Reyes continues to be a disaster for this team. He had two errors Tuesday, and a 1-for-3 performance with a walk raised his season line to a whopping .145/.203/.200 with miserable defense. I really want to know what sort of kompromat Reyes has on the front office, because at this point there’s little to no reason behind his presence on this roster. Luis Guillorme, Philip Evans, Jeff McNeil, and possibly even Ty Kelly and Gavin Cecchini would be upgrades on both sides of the ball right now, and for a team with a margin as narrow as the Mets, every bit of value counts.

Other Mets News

The big news of the day of course was the Mets’ signing of Jose Bautista. Bautista, picked up then immediately placed back on the scrap heap by the Braves earlier this season, took a flight from Tampa around 3 p.m. and made it into the lineup in time to go 1-for-3 with a double and a pair of strikeouts. On the surface, the signing makes sense given the Mets’ paper thin outfield depth chart and even thinner list of right handed bats.

Somewhat problematically for that justification, Jose Bautista is terrible. He hasn’t had a meanigfully above replacement season since 2015, and his 2017 was straight up disastrous. He can’t play the outfield, certainly can’t play at third base and, at 37 years old, probably isn’t getting much of what he’s lost with the bat back. The Mets farm is thin, but there are easily four or five more youthful options that could come up, play bad corner outfield defense, and offer more upside with the bat (McNeil, Evans, even Dom Smith come to mind).

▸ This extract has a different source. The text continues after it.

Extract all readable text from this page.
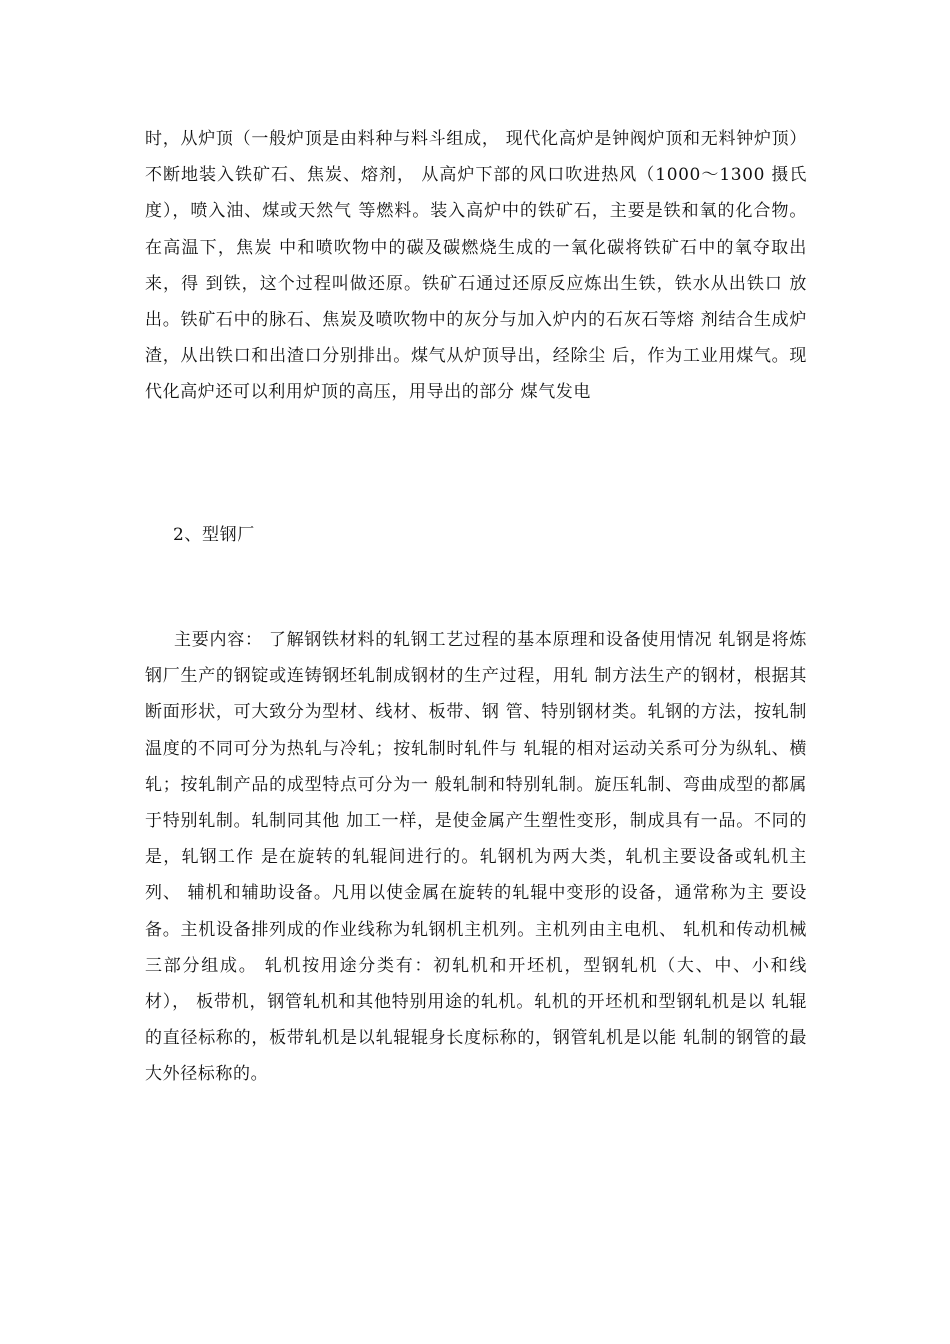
时，从炉顶（一般炉顶是由料种与料斗组成， 现代化高炉是钟阀炉顶和无料钟炉顶）不断地装入铁矿石、焦炭、熔剂， 从高炉下部的风口吹进热风（1000～1300 摄氏度），喷入油、煤或天然气 等燃料。装入高炉中的铁矿石，主要是铁和氧的化合物。在高温下，焦炭 中和喷吹物中的碳及碳燃烧生成的一氧化碳将铁矿石中的氧夺取出来，得 到铁，这个过程叫做还原。铁矿石通过还原反应炼出生铁，铁水从出铁口 放出。铁矿石中的脉石、焦炭及喷吹物中的灰分与加入炉内的石灰石等熔 剂结合生成炉渣，从出铁口和出渣口分别排出。煤气从炉顶导出，经除尘 后，作为工业用煤气。现代化高炉还可以利用炉顶的高压，用导出的部分 煤气发电

2、型钢厂

主要内容： 了解钢铁材料的轧钢工艺过程的基本原理和设备使用情况 轧钢是将炼钢厂生产的钢锭或连铸钢坯轧制成钢材的生产过程，用轧 制方法生产的钢材，根据其断面形状，可大致分为型材、线材、板带、钢 管、特别钢材类。轧钢的方法，按轧制温度的不同可分为热轧与冷轧；按轧制时轧件与 轧辊的相对运动关系可分为纵轧、横轧；按轧制产品的成型特点可分为一 般轧制和特别轧制。旋压轧制、弯曲成型的都属于特别轧制。轧制同其他 加工一样，是使金属产生塑性变形，制成具有一品。不同的是，轧钢工作 是在旋转的轧辊间进行的。轧钢机为两大类，轧机主要设备或轧机主列、 辅机和辅助设备。凡用以使金属在旋转的轧辊中变形的设备，通常称为主 要设备。主机设备排列成的作业线称为轧钢机主机列。主机列由主电机、 轧机和传动机械三部分组成。 轧机按用途分类有：初轧机和开坯机，型钢轧机（大、中、小和线材）， 板带机，钢管轧机和其他特别用途的轧机。轧机的开坯机和型钢轧机是以 轧辊的直径标称的，板带轧机是以轧辊辊身长度标称的，钢管轧机是以能 轧制的钢管的最大外径标称的。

If the Mets had a track record of bringing in wild card vets, giving them a chance, then cutting bait when they’re bad, I don’t think any fan would object to this signing. The Mets do exactly the opposite of that however, exemplified by Jose Reyes and, to a lesser degree, Adrian Gonzalez. Bringing in Bautista will more than likely do nothing but block younger options like Brandon Nimmo and Wilmer Flores from playing time, rob us of the chance to see intriguing players from the farm system and make the team worse in both the short and long term. Unfortunately, it’s just par for the course with this front office.